Both plans are highly progressive, although Senator Obama's plan targets subsidies more toward low- and middle-income households and is thus significantly more progressive than Senator McCain's proposal. (Table H3) Senator Obama's proposal would reduce the number of uninsured for low- to middle-income families more than Senator McCain's proposal. In the short run, however, McCain's proposal would result in a slightly larger reduction in the number of uninsured for high income families, but the pattern would reverse after a few years. Coverage under the McCain plan would lag over time because the tax credits would grow more slowly than health insurance premiums (which is not true of the ESI exclusion).
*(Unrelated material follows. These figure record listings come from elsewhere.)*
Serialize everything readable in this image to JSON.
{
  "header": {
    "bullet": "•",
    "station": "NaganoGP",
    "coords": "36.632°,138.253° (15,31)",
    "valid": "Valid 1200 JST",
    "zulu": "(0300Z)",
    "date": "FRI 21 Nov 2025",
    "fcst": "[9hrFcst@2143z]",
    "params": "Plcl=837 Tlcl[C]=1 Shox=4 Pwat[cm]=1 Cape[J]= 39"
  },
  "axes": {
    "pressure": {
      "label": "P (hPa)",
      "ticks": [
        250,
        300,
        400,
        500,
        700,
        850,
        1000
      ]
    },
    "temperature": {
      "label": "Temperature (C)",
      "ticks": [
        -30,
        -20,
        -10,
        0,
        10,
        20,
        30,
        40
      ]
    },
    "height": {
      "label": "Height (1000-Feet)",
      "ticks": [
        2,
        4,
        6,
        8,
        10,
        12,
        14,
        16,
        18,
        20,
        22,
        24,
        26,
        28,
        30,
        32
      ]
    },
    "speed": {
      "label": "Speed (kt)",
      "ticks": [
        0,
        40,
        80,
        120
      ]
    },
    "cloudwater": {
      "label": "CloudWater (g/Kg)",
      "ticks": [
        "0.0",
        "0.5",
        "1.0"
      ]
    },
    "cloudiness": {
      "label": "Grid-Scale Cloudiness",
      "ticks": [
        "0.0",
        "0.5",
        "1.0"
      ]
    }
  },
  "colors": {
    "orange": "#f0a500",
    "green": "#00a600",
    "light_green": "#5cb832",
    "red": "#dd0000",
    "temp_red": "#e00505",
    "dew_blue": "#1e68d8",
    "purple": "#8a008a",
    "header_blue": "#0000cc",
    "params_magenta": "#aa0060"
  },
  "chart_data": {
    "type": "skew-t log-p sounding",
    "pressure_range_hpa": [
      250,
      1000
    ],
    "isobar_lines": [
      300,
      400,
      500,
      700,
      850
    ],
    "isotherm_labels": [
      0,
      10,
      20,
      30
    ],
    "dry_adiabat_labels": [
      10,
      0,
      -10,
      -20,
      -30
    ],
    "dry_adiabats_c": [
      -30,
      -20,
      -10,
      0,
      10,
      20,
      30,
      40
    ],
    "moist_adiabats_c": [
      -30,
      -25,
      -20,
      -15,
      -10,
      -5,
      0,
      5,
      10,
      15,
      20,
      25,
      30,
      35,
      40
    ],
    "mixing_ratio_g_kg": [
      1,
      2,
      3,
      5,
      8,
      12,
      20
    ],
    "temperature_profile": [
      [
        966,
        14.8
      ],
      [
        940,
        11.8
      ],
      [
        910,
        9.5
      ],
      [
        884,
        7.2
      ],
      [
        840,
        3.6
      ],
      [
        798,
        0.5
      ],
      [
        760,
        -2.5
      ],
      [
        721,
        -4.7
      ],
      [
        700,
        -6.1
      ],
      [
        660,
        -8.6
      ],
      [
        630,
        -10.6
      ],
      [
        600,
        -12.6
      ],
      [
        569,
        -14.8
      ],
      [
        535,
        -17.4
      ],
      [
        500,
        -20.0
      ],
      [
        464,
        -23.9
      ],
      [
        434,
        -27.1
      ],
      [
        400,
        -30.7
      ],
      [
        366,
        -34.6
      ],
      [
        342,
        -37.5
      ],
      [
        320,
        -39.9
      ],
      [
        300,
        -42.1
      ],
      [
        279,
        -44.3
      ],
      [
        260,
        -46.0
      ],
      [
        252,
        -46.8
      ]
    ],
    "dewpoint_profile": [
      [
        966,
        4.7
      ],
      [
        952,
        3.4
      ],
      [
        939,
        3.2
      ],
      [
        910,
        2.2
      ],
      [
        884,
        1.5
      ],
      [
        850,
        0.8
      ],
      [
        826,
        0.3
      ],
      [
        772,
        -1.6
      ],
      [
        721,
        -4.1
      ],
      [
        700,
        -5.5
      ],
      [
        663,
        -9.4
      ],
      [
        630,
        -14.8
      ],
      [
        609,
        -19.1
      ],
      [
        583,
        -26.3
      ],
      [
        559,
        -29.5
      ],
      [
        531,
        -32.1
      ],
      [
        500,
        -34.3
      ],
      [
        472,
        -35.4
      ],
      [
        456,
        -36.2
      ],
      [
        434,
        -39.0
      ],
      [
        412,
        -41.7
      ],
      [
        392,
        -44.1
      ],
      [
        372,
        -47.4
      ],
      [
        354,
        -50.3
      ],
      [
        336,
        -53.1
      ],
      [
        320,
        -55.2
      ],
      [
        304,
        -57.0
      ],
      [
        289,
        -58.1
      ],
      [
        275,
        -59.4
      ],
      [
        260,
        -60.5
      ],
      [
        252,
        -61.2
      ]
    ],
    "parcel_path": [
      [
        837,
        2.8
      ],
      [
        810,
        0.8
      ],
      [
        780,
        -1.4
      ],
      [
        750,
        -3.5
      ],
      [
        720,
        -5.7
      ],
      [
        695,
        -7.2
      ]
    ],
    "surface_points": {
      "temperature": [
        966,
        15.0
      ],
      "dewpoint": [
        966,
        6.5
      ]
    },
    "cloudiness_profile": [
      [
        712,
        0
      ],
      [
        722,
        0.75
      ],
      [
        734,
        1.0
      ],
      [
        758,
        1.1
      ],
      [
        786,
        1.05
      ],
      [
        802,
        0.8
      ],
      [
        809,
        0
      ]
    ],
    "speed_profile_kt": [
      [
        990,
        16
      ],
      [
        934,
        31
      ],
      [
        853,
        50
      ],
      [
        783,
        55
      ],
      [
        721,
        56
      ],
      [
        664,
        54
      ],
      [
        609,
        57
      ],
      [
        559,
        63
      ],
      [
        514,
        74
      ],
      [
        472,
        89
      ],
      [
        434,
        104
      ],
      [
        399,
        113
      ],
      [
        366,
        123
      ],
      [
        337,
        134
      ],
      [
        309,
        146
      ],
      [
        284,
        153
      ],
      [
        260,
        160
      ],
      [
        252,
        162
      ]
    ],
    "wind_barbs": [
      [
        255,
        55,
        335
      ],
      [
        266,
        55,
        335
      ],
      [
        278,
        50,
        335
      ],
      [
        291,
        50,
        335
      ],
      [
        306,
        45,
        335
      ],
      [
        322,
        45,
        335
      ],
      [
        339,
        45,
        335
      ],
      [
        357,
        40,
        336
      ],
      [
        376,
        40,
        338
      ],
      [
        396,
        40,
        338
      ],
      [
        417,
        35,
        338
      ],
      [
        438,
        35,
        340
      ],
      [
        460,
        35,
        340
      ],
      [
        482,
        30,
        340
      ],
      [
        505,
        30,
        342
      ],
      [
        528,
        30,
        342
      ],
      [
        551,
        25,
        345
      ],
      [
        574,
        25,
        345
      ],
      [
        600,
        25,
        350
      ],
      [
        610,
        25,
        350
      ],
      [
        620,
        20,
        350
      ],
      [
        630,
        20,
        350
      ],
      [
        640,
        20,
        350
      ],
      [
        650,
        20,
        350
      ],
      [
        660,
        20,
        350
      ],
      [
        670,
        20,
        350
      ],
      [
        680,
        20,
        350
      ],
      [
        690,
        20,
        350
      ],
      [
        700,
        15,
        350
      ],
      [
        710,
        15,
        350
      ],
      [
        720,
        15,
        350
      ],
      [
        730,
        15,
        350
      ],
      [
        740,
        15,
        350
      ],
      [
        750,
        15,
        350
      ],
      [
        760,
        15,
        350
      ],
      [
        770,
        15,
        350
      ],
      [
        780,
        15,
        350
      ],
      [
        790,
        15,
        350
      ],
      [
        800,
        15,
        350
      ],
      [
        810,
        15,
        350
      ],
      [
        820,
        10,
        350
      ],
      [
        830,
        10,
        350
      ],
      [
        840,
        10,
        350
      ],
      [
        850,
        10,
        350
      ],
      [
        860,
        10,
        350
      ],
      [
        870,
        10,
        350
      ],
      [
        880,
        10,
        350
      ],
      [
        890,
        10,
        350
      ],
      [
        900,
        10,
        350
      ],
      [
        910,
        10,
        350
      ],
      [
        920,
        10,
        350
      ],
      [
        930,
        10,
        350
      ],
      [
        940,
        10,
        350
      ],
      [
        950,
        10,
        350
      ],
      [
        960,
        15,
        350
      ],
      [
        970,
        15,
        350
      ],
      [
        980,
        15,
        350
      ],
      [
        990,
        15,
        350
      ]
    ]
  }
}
From an October 6 New York Times article by Kevin Sack, "Business Cool Toward McCain's Health Coverage Plan":
"There are huge questions about the $5,000 per family being an insufficient amount in terms of being able to purchase the same coverage," said Mr. [R. Bruce] Josten with the Chamber of Commerce.
Helen B. Darling, president of the National Business Group on Health, a coalition of 300 companies, agreed that many workers would face a net loss. "The last thing you want to do to the average working person, especially when you're bailing out big financial companies, is take something they hold near and dear partially away," Ms. Darling said.
Economists forecast that the problem would worsen over time because Mr. McCain, according to advisers, would index his tax credits to overall inflation. Health insurance premiums have grown four times faster than inflation since 1999.
From the October 22 USA Today article, "Health care plans: Obama vs. McCain":
Healthy individuals would see lower costs, while older or sicker people would see prices rise, says a Congressional Budget Office analysis of a similar 2005 proposal to allow insurers to sell across state lines. About 4.6 million more people would gain coverage by 2013, the Urban Institute and Brookings Institution Tax Policy Center say. The tax credit amount could cover the cost of an individual policy for young and healthy workers but would be unlikely to do so for older or sicker people, the Lewin [Group, a health care consulting firm] analysis says.